If, like me, you find it much easier to learn if you are taken through a process step-by-step, simply and without any confusing waffle, then this is the book for you. It works essentially as a course of lessons, with practical exercises, that are explained clearly and concisely. All you really need to know in order to journey into and explore the Shamanic worlds is here, as well as the techniques needed for working with the spirits, performing spirit extraction and soul retrieval. That doesn’t mean that this cannot be enriched by further reading – of course it can – but there is enough here to get you well and truly up and running on the Shamanic path. 

It would be a mistake to think this book is only suitable for beginners. As someone familiar with Shamanic working, I found it a joy to go back to basics with someone who obviously knows what he’s talking about and has explored experientially a number of different approaches to the Shamanic tradition. I found ideas, perspectives and practices I hadn’t previously been familiar with and feel that reading this book and working with it has helped to clarify and progress my own work.  
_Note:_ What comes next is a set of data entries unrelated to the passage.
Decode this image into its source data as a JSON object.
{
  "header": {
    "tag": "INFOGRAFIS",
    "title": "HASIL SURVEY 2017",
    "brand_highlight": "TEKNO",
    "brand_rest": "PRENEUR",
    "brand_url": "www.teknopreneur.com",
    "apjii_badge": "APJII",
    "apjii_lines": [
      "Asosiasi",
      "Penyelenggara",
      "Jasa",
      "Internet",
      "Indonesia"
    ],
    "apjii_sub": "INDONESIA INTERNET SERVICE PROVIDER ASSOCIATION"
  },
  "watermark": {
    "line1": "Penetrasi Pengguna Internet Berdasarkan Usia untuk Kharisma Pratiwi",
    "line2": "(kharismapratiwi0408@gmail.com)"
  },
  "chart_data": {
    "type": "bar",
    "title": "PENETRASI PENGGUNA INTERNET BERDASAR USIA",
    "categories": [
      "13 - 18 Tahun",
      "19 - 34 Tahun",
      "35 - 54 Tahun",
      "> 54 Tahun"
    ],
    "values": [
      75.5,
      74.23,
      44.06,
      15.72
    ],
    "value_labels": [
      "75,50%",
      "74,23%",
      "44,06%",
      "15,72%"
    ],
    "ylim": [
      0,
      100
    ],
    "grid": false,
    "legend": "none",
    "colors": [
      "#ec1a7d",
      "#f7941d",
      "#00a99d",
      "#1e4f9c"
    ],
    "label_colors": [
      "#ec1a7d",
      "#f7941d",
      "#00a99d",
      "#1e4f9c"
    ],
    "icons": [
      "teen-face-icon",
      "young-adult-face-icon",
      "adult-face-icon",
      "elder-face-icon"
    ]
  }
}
It does have its weaknesses though. Although more of a practical book than an academic one, there is little in the way of referencing, meaning you have to take a lot on trust, but basic errors, for example in the sections on legal issues and on chakras, make it difficult to recommend as a reliable source of information. There is also an eight page justification for charging money for healing, which is protracted, very defensive and should have been severely edited. 

The strengths of this book, however, far outweigh its weaknesses, making this work an excellent starting point for anyone wishing to seriously explore the practical side of Shamanism, as well as a valuable addition to any Shamanic library.